Wokeness, and all its offshoots, as well as its underlying philosophy, are all creations of the system. They are weapons used by the machine to tribalise and divide the common people, to keep us fighting with one another, and our eyes averted from the leviathan in whose shadow we all scurry.
I’ve often expressed anger at the misnomer of ‘far right’ levelled at us by our tribal counterparts. So absurd is the label that we’ve learned to laugh it off, perhaps even embrace it in some cases. But as a cultural faction we are equally guilty of this linguistic sloppiness.
When we point and snarl and call them ‘the Left’, we commit the same cognitive omission, and we expend our wrath uselessly.
When we hold up the degeneration of our society, the degradation of our values, and the corruption of our children and cry that the Left is to blame, we vent valuable energy in the wrong direction.
It is not the Left. It is the system. It is the establishment.
It is the banks, the news media, the entertainment industry, the government, the education system, even the church at this point.
It is not the Left, and we must stop referring to it as such.
We must accurately name the enemy, and at all times be precise in our terms of reference, for it is only when we know exactly what we are fighting that we can hope to be victorious.
Gotta be honest, man. I don't relate in any capacity to the so-called "left." I left the left. The left used to be about economics and labor unions. Ya know, the money. Who has it. Who doesn't. Ive been saying this for so long, I've lost my voice.

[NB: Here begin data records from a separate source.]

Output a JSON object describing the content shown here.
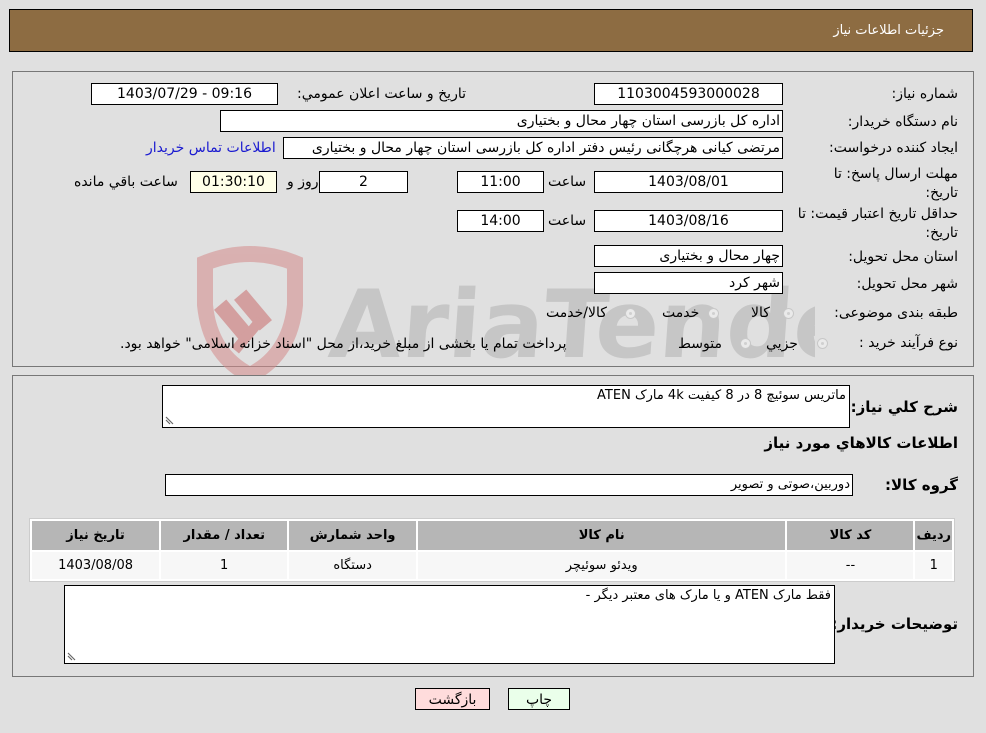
{
  "header": {
    "title": "جزئیات اطلاعات نیاز"
  },
  "fields": {
    "need_number": {
      "label": "شماره نیاز:",
      "value": "1103004593000028"
    },
    "announce_datetime": {
      "label": "تاریخ و ساعت اعلان عمومي:",
      "value": "1403/07/29 - 09:16"
    },
    "buyer_org": {
      "label": "نام دستگاه خریدار:",
      "value": "اداره کل بازرسی استان چهار محال و بختیاری"
    },
    "requester": {
      "label": "ایجاد کننده درخواست:",
      "value": "مرتضی کیانی هرچگانی رئیس دفتر اداره کل بازرسی استان چهار محال و بختیاری"
    },
    "contact_link": "اطلاعات تماس خریدار",
    "reply_deadline": {
      "label": "مهلت ارسال پاسخ: تا تاریخ:",
      "date": "1403/08/01",
      "time_label": "ساعت",
      "time": "11:00",
      "days": "2",
      "days_label": "روز و",
      "remaining": "01:30:10",
      "remaining_label": "ساعت باقي مانده"
    },
    "price_validity": {
      "label": "حداقل تاریخ اعتبار قیمت: تا تاریخ:",
      "date": "1403/08/16",
      "time_label": "ساعت",
      "time": "14:00"
    },
    "delivery_province": {
      "label": "استان محل تحویل:",
      "value": "چهار محال و بختیاری"
    },
    "delivery_city": {
      "label": "شهر محل تحویل:",
      "value": "شهر کرد"
    },
    "category": {
      "label": "طبقه بندی موضوعی:",
      "options": [
        "کالا",
        "خدمت",
        "کالا/خدمت"
      ]
    },
    "purchase_type": {
      "label": "نوع فرآیند خرید :",
      "options": [
        "جزیي",
        "متوسط"
      ],
      "note": "پرداخت تمام یا بخشی از مبلغ خرید،از محل \"اسناد خزانه اسلامی\" خواهد بود."
    }
  },
  "description": {
    "label": "شرح کلي نیاز:",
    "value": "ماتریس سوئیچ 8 در 8  کیفیت  4k مارک ATEN"
  },
  "goods_section_title": "اطلاعات کالاهاي مورد نیاز",
  "goods_group": {
    "label": "گروه کالا:",
    "value": "دوربین،صوتی و تصویر"
  },
  "table": {
    "headers": [
      "ردیف",
      "کد کالا",
      "نام کالا",
      "واحد شمارش",
      "تعداد / مقدار",
      "تاریخ نیاز"
    ],
    "rows": [
      [
        "1",
        "--",
        "ویدئو سوئیچر",
        "دستگاه",
        "1",
        "1403/08/08"
      ]
    ]
  },
  "buyer_notes": {
    "label": "توضیحات خریدار:",
    "value": "فقط مارک ATEN   و یا مارک های معتبر دیگر -"
  },
  "buttons": {
    "print": "چاپ",
    "back": "بازگشت"
  },
  "watermark": {
    "text": "AriaTender.neT"
  },
  "colors": {
    "header_bg": "#8d6c42",
    "print_btn": "#eaffea",
    "back_btn": "#ffdcdc",
    "link": "#1a1ad0"
  }
}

What's sinister is that the wokers are being used by power. This is just one-big power move--the ol' divide an conquer. They argue about wether men can get pregnant and pronouns, while the the 2% pick our pockets. It sick and sad. I guess I'm politically homeless. What else is new?
I would agree that woke is not left, but they use dialectics as described by Marx/Engels to undermine family and identity until everyone is reduced to the smallest common denominator - organ donor.